Author contributions
MRR conceived and designed the study; MRR and TI analyzed data; MRR wrote the draft manuscript; EG, JMWQ, and MAM reviewed and edited the manuscript; MAM supervised the project.
Funding information
This research received no specific grant from any funding agency, commercial or not-for-profit sectors.
Conflict of interest
The authors declare that there is no conflict of interest.
Data availability
Gene expression profiling data with accession GSE4757 and DNA methylation profiling data with accession GSE45775 are publicly available at the Gene Expression Omnibus database (https://www.ncbi.nlm.nih.gov/geo/).
Supplementary Materials
To view supplementary material for this article, please visit http://dx.doi.org/10.1017/exp.2020.65.
Open access
Comments
Comments to the Author: Title: Identifying the Function of Methylated Genes in Alzheimer’s Disease to Determine Epigenetic Signatures: A Comprehensive Bioinformatics Analysis
In the present manuscript the authors apply a variety of bioinformatics approaches to identify differentially methylated genes and differentially expressed genes from available datasets on Alzheimer's disease to understand their biological pathways and interconnections.

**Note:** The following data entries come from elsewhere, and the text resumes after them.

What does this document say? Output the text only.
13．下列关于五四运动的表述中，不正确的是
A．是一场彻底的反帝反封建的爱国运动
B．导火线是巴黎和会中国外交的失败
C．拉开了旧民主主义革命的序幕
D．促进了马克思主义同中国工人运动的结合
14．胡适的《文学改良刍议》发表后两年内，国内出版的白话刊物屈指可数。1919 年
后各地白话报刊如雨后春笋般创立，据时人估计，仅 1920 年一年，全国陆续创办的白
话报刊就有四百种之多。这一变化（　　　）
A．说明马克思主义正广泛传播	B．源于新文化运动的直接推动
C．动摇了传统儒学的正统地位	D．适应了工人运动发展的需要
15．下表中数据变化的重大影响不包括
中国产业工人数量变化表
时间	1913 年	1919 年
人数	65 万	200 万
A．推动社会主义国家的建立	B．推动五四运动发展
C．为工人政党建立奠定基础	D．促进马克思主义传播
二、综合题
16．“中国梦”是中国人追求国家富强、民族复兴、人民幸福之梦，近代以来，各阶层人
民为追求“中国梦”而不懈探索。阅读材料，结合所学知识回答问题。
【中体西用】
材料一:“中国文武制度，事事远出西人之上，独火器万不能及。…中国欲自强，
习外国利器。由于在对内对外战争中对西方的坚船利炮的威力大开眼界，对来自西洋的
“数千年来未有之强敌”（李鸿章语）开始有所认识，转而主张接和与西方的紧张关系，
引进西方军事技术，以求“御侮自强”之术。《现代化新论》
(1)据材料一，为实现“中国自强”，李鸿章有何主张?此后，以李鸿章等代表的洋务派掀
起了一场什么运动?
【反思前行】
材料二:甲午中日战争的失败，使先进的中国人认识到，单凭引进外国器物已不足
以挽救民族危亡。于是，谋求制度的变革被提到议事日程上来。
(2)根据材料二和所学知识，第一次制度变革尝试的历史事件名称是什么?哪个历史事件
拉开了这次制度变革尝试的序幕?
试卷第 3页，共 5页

This manuscript is very interesting and advance epigenetics filed of Alzheimer's disease. The manuscript is clearly written and the results are well presented, but I suggest some minor revisions:
1) The manuscript should be improved in the level of detail and description of both materials and method and results, including figure captions.
2) The significance of the hub genes should be stressed in the discussion section.
3) The discussion section should be concise
4) Please check for grammar and typos. (for example, interaction is misspelt in discussion).